Integration by parts is a technique of integration that expresses the integral of a product of two functions as the product of one function with the integral of another function.
In this case, let's assign \(u = x\) and \(dv = \sin^2(x) \, dx\):
\(du = dx\) \quad (since the derivative of \(x\) with respect to \(x\) is 1)
\(v = \int \sin^2(x) \, dx\)
To find \(v\), we can rewrite \(\sin^2(x)\) in terms of trigonometric identities:
\(\sin^2(x) = \frac{1 - \cos(2x)}{2}\)
Now we can evaluate \(v\):
\(v = \int \sin^2(x) \, dx = \int \frac{1 - \cos(2x)}{2} \, dx\)

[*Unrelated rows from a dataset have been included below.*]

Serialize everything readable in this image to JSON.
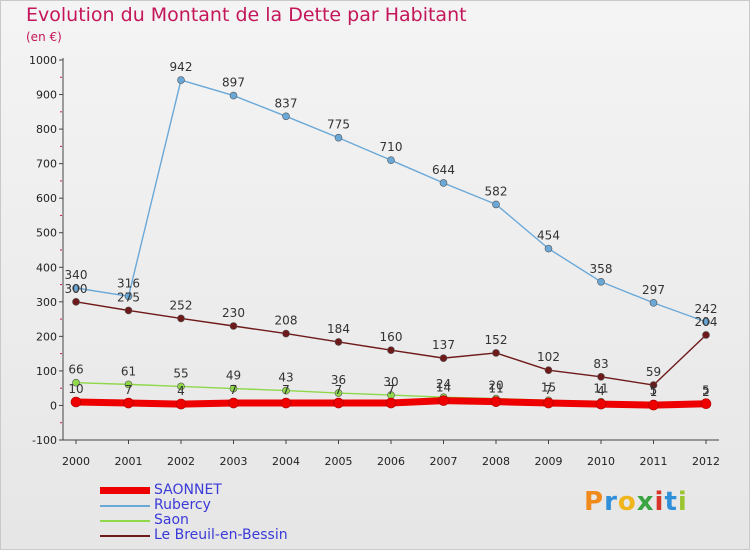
{
  "title": "Evolution du Montant de la Dette par Habitant",
  "unit_label": "(en €)",
  "logo": {
    "text": "Proxiti",
    "colors": [
      "#f08a1c",
      "#2f8fd8",
      "#f0b41c",
      "#3aa542",
      "#d8352a",
      "#2f8fd8",
      "#9ac531"
    ]
  },
  "chart_data": {
    "type": "line",
    "title": "Evolution du Montant de la Dette par Habitant",
    "ylabel": "(en €)",
    "x": [
      "2000",
      "2001",
      "2002",
      "2003",
      "2004",
      "2005",
      "2006",
      "2007",
      "2008",
      "2009",
      "2010",
      "2011",
      "2012"
    ],
    "ylim": [
      -100,
      1000
    ],
    "yticks": [
      -100,
      0,
      100,
      200,
      300,
      400,
      500,
      600,
      700,
      800,
      900,
      1000
    ],
    "grid": false,
    "legend_position": "bottom-left",
    "series": [
      {
        "name": "SAONNET",
        "color": "#ee0000",
        "values": [
          10,
          7,
          4,
          7,
          7,
          7,
          7,
          14,
          11,
          7,
          4,
          1,
          5
        ],
        "labels": [
          "10",
          "7",
          "4",
          "7",
          "7",
          "7",
          "7",
          "14",
          "11",
          "7",
          "4",
          "1",
          "5"
        ]
      },
      {
        "name": "Rubercy",
        "color": "#6aa8d8",
        "values": [
          340,
          316,
          942,
          897,
          837,
          775,
          710,
          644,
          582,
          454,
          358,
          297,
          242
        ],
        "labels": [
          "340",
          "316",
          "942",
          "897",
          "837",
          "775",
          "710",
          "644",
          "582",
          "454",
          "358",
          "297",
          "242"
        ]
      },
      {
        "name": "Saon",
        "color": "#8ed84a",
        "values": [
          66,
          61,
          55,
          49,
          43,
          36,
          30,
          24,
          20,
          15,
          11,
          5,
          2
        ],
        "labels": [
          "66",
          "61",
          "55",
          "49",
          "43",
          "36",
          "30",
          "24",
          "20",
          "15",
          "11",
          "5",
          "2"
        ]
      },
      {
        "name": "Le Breuil-en-Bessin",
        "color": "#6e1a1a",
        "values": [
          300,
          275,
          252,
          230,
          208,
          184,
          160,
          137,
          152,
          102,
          83,
          59,
          204
        ],
        "labels": [
          "300",
          "275",
          "252",
          "230",
          "208",
          "184",
          "160",
          "137",
          "152",
          "102",
          "83",
          "59",
          "204"
        ]
      }
    ]
  }
}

The integral of \(1 \, dx\) is \(x\), and the integral of \(-\cos(2x) \, dx\) can be found by substituting \(u = 2x\) and solving:
\(du = 2 \, dx \Rightarrow dx = \frac{du}{2}\)
Now the integral becomes:
\(v = \frac{1}{2} \int (1 - \cos(u)) \, du\)
\(= \frac{1}{2} \left(u - \sin(u)\right) + C\)
\(= \frac{1}{2} \left(2x - \sin(2x)\right) + C\)
Finally, applying the formula for integration by parts, we have:
\(\int x \sin^2(x) \, dx = u \cdot v - \int v \, du\)
\(= x \cdot \frac{1}{2} \left(2x - \sin(2x)\right) - \int \left(\frac{1}{2} \left(2x - \sin(2x)\right)\right) \, dx\)
\(= \frac{1}{2} \left(x^2 - x\sin(2x)\right) - \frac{1}{4} \left(x^2 - \frac{1}{2}\sin(2x) + C\right)\)
So, the solution to the integral is:
\(\int x \sin^2(x) \, dx = \frac{1}{2} \left(x^2 - x\sin(2x) - \frac{1}{2}\sin(2x)\right) + C\)
where \(C\) is the constant of integration.